The more technological tools have developed, the greater have Israel’s losses been in media battles. From satellite, to internet, to cellphones, the exposure of the IOF’s crimes and violations of human rights has become stronger day by day.

One recent example is the success of such technological tools in revealing the identity of IOF commanders and soldiers, who are accused of killing Palestinian six-year-old girl Hind Rajab.

Thanks to satellite imagery, and the ability to analyze available audio recordings of victims, the circumstances of the crime were demystified remotely without the need for investigators to be on the ground to collect evidence from the crime scene in war-torn Gaza.

Additionally, satellites and the internet helped in transmitting footage of Israeli crimes to a larger-scale world wide, more than the traditional television did.

Social media networks, alternative media outlets and international solidarity popular movements have considerably contributed to spreading the truth about the nature of the conflict in West Asia, specifically in occupied Palestine, as well.

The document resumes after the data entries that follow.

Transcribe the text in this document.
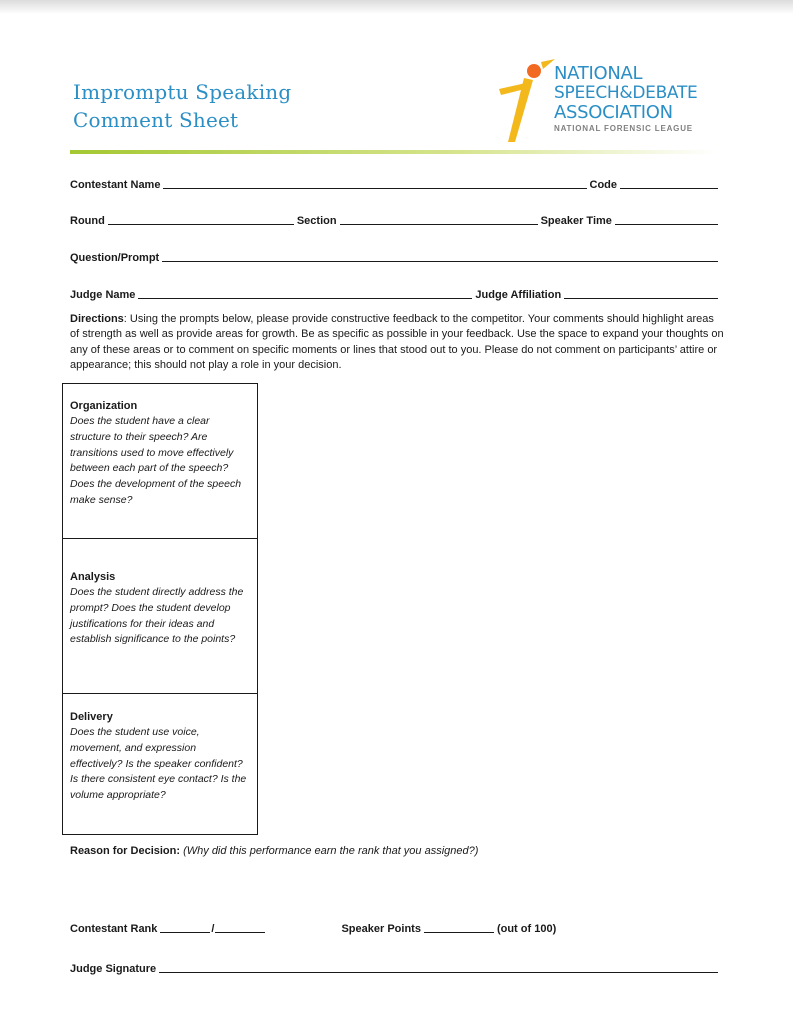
Impromptu Speaking
Comment Sheet
NATIONAL
SPEECH&DEBATE
ASSOCIATION
NATIONAL FORENSIC LEAGUE
Contestant Name	Code
Round	Section	Speaker Time
Question/Prompt
Judge Name	Judge Affiliation
Directions: Using the prompts below, please provide constructive feedback to the competitor. Your comments should highlight areas of strength as well as provide areas for growth. Be as specific as possible in your feedback. Use the space to expand your thoughts on any of these areas or to comment on specific moments or lines that stood out to you. Please do not comment on participants’ attire or appearance; this should not play a role in your decision.
Organization

Does the student have a clear structure to their speech? Are transitions used to move effectively between each part of the speech? Does the development of the speech make sense?

Analysis

Does the student directly address the prompt? Does the student develop justifications for their ideas and establish significance to the points?

Delivery

Does the student use voice, movement, and expression effectively? Is the speaker confident? Is there consistent eye contact? Is the volume appropriate?

Reason for Decision: (Why did this performance earn the rank that you assigned?)
Contestant Rank	/	Speaker Points	(out of 100)
Judge Signature
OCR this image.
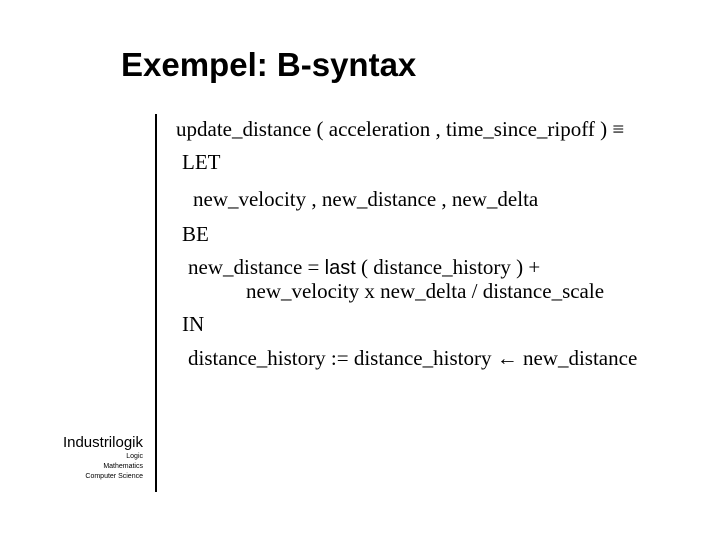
Exempel: B-syntax
update_distance ( acceleration , time_since_ripoff ) ≡
LET
new_velocity , new_distance , new_delta
BE
new_distance = last ( distance_history ) +
new_velocity x new_delta / distance_scale
IN
distance_history := distance_history ← new_distance
Industrilogik
Logic
Mathematics
Computer Science
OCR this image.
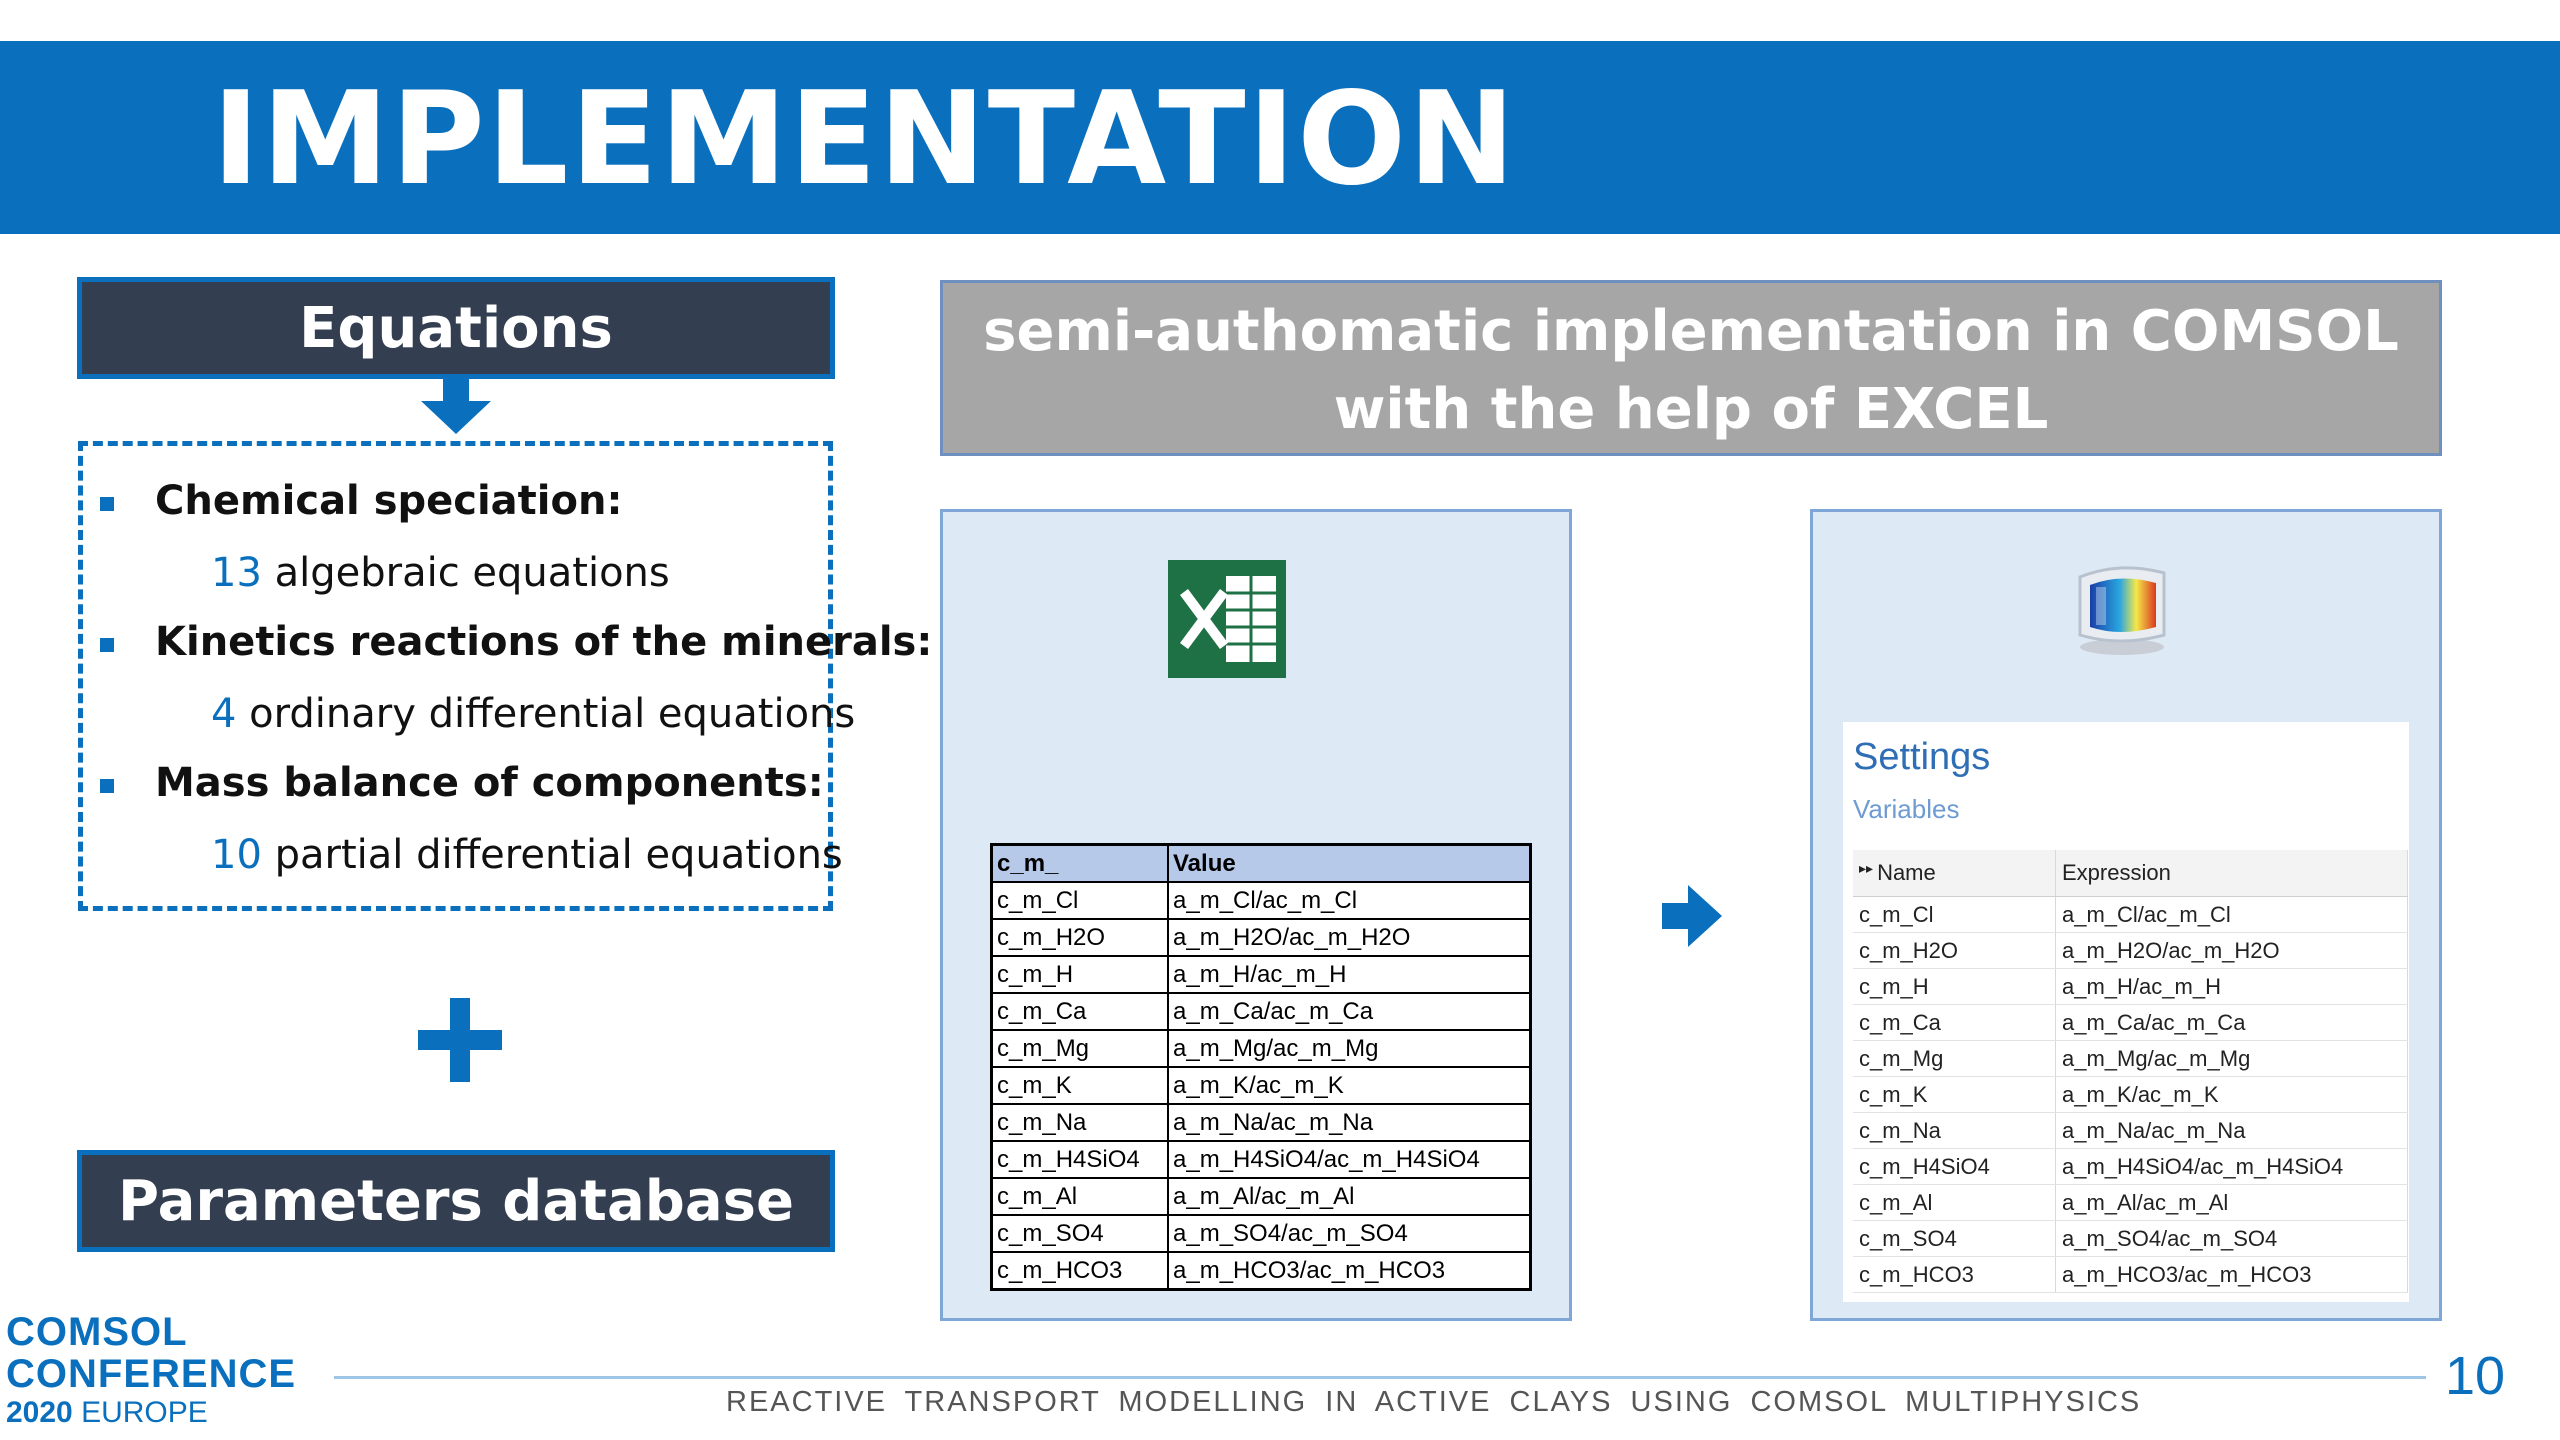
IMPLEMENTATION
Equations
Chemical speciation:
13 algebraic equations
Kinetics reactions of the minerals:
4 ordinary differential equations
Mass balance of components:
10 partial differential equations
Parameters database
semi-authomatic implementation in COMSOL
with the help of EXCEL
c_m_	Value
c_m_Cl	a_m_Cl/ac_m_Cl
c_m_H2O	a_m_H2O/ac_m_H2O
c_m_H	a_m_H/ac_m_H
c_m_Ca	a_m_Ca/ac_m_Ca
c_m_Mg	a_m_Mg/ac_m_Mg
c_m_K	a_m_K/ac_m_K
c_m_Na	a_m_Na/ac_m_Na
c_m_H4SiO4	a_m_H4SiO4/ac_m_H4SiO4
c_m_Al	a_m_Al/ac_m_Al
c_m_SO4	a_m_SO4/ac_m_SO4
c_m_HCO3	a_m_HCO3/ac_m_HCO3
Settings
Variables
▸▸ Name	Expression
c_m_Cl	a_m_Cl/ac_m_Cl
c_m_H2O	a_m_H2O/ac_m_H2O
c_m_H	a_m_H/ac_m_H
c_m_Ca	a_m_Ca/ac_m_Ca
c_m_Mg	a_m_Mg/ac_m_Mg
c_m_K	a_m_K/ac_m_K
c_m_Na	a_m_Na/ac_m_Na
c_m_H4SiO4	a_m_H4SiO4/ac_m_H4SiO4
c_m_Al	a_m_Al/ac_m_Al
c_m_SO4	a_m_SO4/ac_m_SO4
c_m_HCO3	a_m_HCO3/ac_m_HCO3
COMSOL
CONFERENCE
2020 EUROPE	REACTIVE TRANSPORT MODELLING IN ACTIVE CLAYS USING COMSOL MULTIPHYSICS	10
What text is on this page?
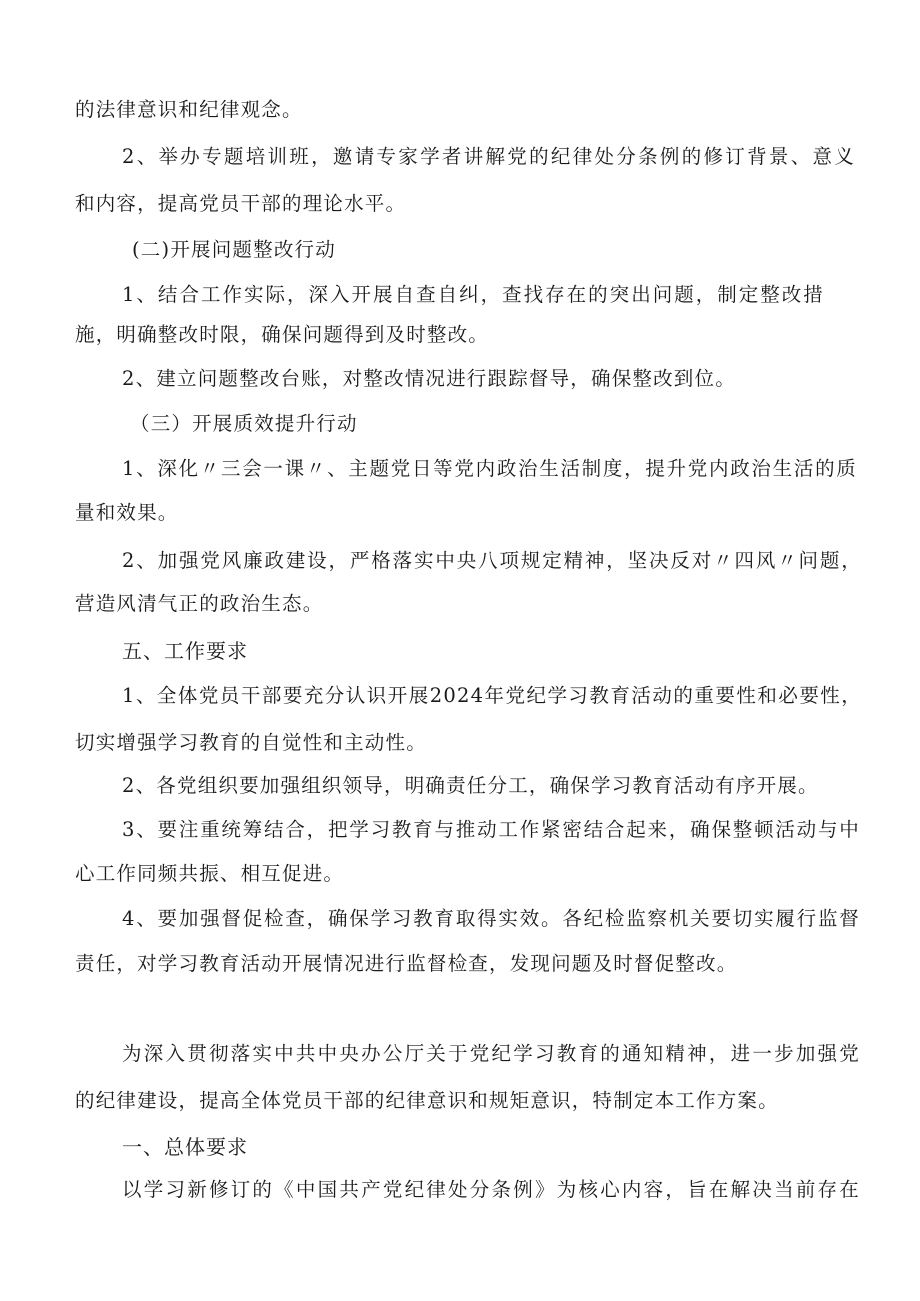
的法律意识和纪律观念。
2、举办专题培训班，邀请专家学者讲解党的纪律处分条例的修订背景、意义
和内容，提高党员干部的理论水平。
(二)开展问题整改行动
1、结合工作实际，深入开展自查自纠，查找存在的突出问题，制定整改措
施，明确整改时限，确保问题得到及时整改。
2、建立问题整改台账，对整改情况进行跟踪督导，确保整改到位。
（三）开展质效提升行动
1、深化〃三会一课〃、主题党日等党内政治生活制度，提升党内政治生活的质
量和效果。
2、加强党风廉政建设，严格落实中央八项规定精神，坚决反对〃四风〃问题，
营造风清气正的政治生态。
五、工作要求
1、全体党员干部要充分认识开展2024年党纪学习教育活动的重要性和必要性，
切实增强学习教育的自觉性和主动性。
2、各党组织要加强组织领导，明确责任分工，确保学习教育活动有序开展。
3、要注重统筹结合，把学习教育与推动工作紧密结合起来，确保整顿活动与中
心工作同频共振、相互促进。
4、要加强督促检查，确保学习教育取得实效。各纪检监察机关要切实履行监督
责任，对学习教育活动开展情况进行监督检查，发现问题及时督促整改。
为深入贯彻落实中共中央办公厅关于党纪学习教育的通知精神，进一步加强党
的纪律建设，提高全体党员干部的纪律意识和规矩意识，特制定本工作方案。
一、总体要求
以学习新修订的《中国共产党纪律处分条例》为核心内容，旨在解决当前存在
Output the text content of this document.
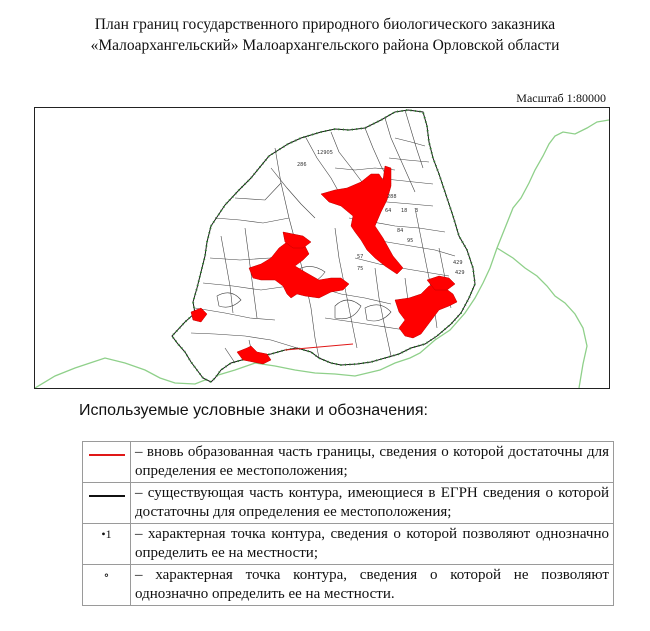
План границ государственного природного биологического заказника
«Малоархангельский» Малоархангельского района Орловской области
Масштаб 1:80000
12905
286
288
64 18 3
57
75
84
95
429
429
Используемые условные знаки и обозначения:
	– вновь образованная часть границы, сведения о которой достаточны для определения ее местоположения;
	– существующая часть контура, имеющиеся в ЕГРН сведения о которой достаточны для определения ее местоположения;
•1	– характерная точка контура, сведения о которой позволяют однозначно определить ее на местности;
∘	– характерная точка контура, сведения о которой не позволяют однозначно определить ее на местности.
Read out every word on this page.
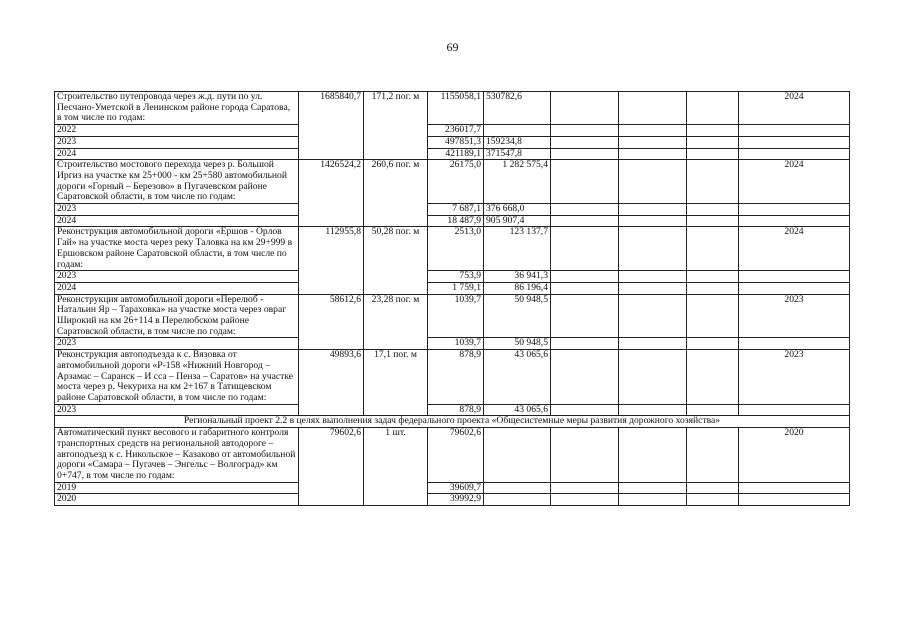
69
Строительство путепровода через ж.д. пути по ул. Песчано-Уметской в Ленинском районе города Саратова, в том числе по годам:	1685840,7	171,2 пог. м	1155058,1	530782,6				2024
2022			236017,7					
2023			497851,3	159234,8				
2024			421189,1	371547,8				
Строительство мостового перехода через р. Большой Иргиз на участке км 25+000 - км 25+580 автомобильной дороги «Горный – Березово» в Пугачевском районе Саратовской области, в том числе по годам:	1426524,2	260,6 пог. м	26175,0	1 282 575,4				2024
2023			7 687,1	376 668,0				
2024			18 487,9	905 907,4				
Реконструкция автомобильной дороги «Ершов - Орлов Гай» на участке моста через реку Таловка на км 29+999 в Ершовском районе Саратовской области, в том числе по годам:	112955,8	50,28 пог. м	2513,0	123 137,7				2024
2023			753,9	36 941,3				
2024			1 759,1	86 196,4				
Реконструкция автомобильной дороги «Перелюб - Натальин Яр – Тараховка» на участке моста через овраг Широкий на км 26+114 в Перелюбском районе Саратовской области, в том числе по годам:	58612,6	23,28 пог. м	1039,7	50 948,5				2023
2023			1039,7	50 948,5				
Реконструкция автоподъезда к с. Вязовка от автомобильной дороги «Р-158 «Нижний Новгород – Арзамас – Саранск – И сса – Пенза – Саратов» на участке моста через р. Чекуриха на км 2+167 в Татищевском районе Саратовской области, в том числе по годам:	49893,6	17,1 пог. м	878,9	43 065,6				2023
2023			878,9	43 065,6				
Региональный проект 2.2 в целях выполнения задач федерального проекта «Общесистемные меры развития дорожного хозяйства»								
Автоматический пункт весового и габаритного контроля транспортных средств на региональной автодороге – автоподъезд к с. Никольское – Казаково от автомобильной дороги «Самара – Пугачев – Энгельс – Волгоград» км 0+747, в том числе по годам:	79602,6	1 шт.	79602,6					2020
2019			39609,7					
2020			39992,9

The International Peoples’ Assembly (IPA), its partners and media platforms represent an effective model for such international socialist and labor movements, whose objective is to unite the struggle of the peoples all over the world against imperialism, capitalism and fascism, with an immense focus on the struggle of the Palestinian people.

Moreover, anti-Zionist Jewish groups, like the Jewish Voice for Peace, have helped in highlighting the invalidity and incredibility of Israel’s religious based mythical narratives.

“Because we’re Jews, it’s being done in our name. We have to stand up and yell. It’s not antisemitism to be against Zionism,” Rabbi Yisroel Dovid Weiss from Neturei Karta, an international ultra-Orthodox Jewish anti-Zionist group said.

The “Al-Aqsa Flood Operation” was a game changer

The two-year genocidal aggression on the besieged Gaza Strip, which followed the October 7 attacks, has played a key role in making the Israeli narrative fall apart.

Despite the arduous and costly efforts of Israeli media and corporate media to delineate the attacks as unprovoked assault against Israel, alternative media was able to clarify the underlying reasons that triggered the operation.

The “Al-Aqsa Flood Operation” drew the attention of the entire world to decades of obfuscated struggle of the Palestinian people, during which the international community has remained unmoved by Israel’s appalling crimes.

Although the attacks were condemned by the United Nations Secretary-General António Guterres, he insisted that “they did not happen in a vacuum”.

Israel’s perpetuation of a brutal genocide as a response to the attacks laid bare the brutality of the IOF, which mercilessly massacred over 68,280 Palestinians for allegedly rescuing dozens of Israeli captives held in Gaza.

This atrocity has not only been inflicted on Palestinians, but also on Israeli captives, whose rescue became the excuse of Israel to wage the aggression. Many of these captives were killed by the IOF based on the controversial “Hannibal directive” on the day of the attacks, or during the non-stop indiscriminate airstrikes across the besieged enclave.

The “Al-Aqsa Flood Operation” also showcased the morality of Palestinian resistance fighters, who treated Israeli captives with mercy and humanity vis a-vis the cruelty of the Israeli regime against Palestinian prisoners, including children and women.

Despite pouring billions of dollars into Hasbara, it is clear that Israel has completely lost control over the narrative. Millions of people have participated in protest actions, mobilizations, and social media campaigns in support of the Palestinian people and their struggle for liberation, and can see clearly, past the manipulation, what the zionist project truly is.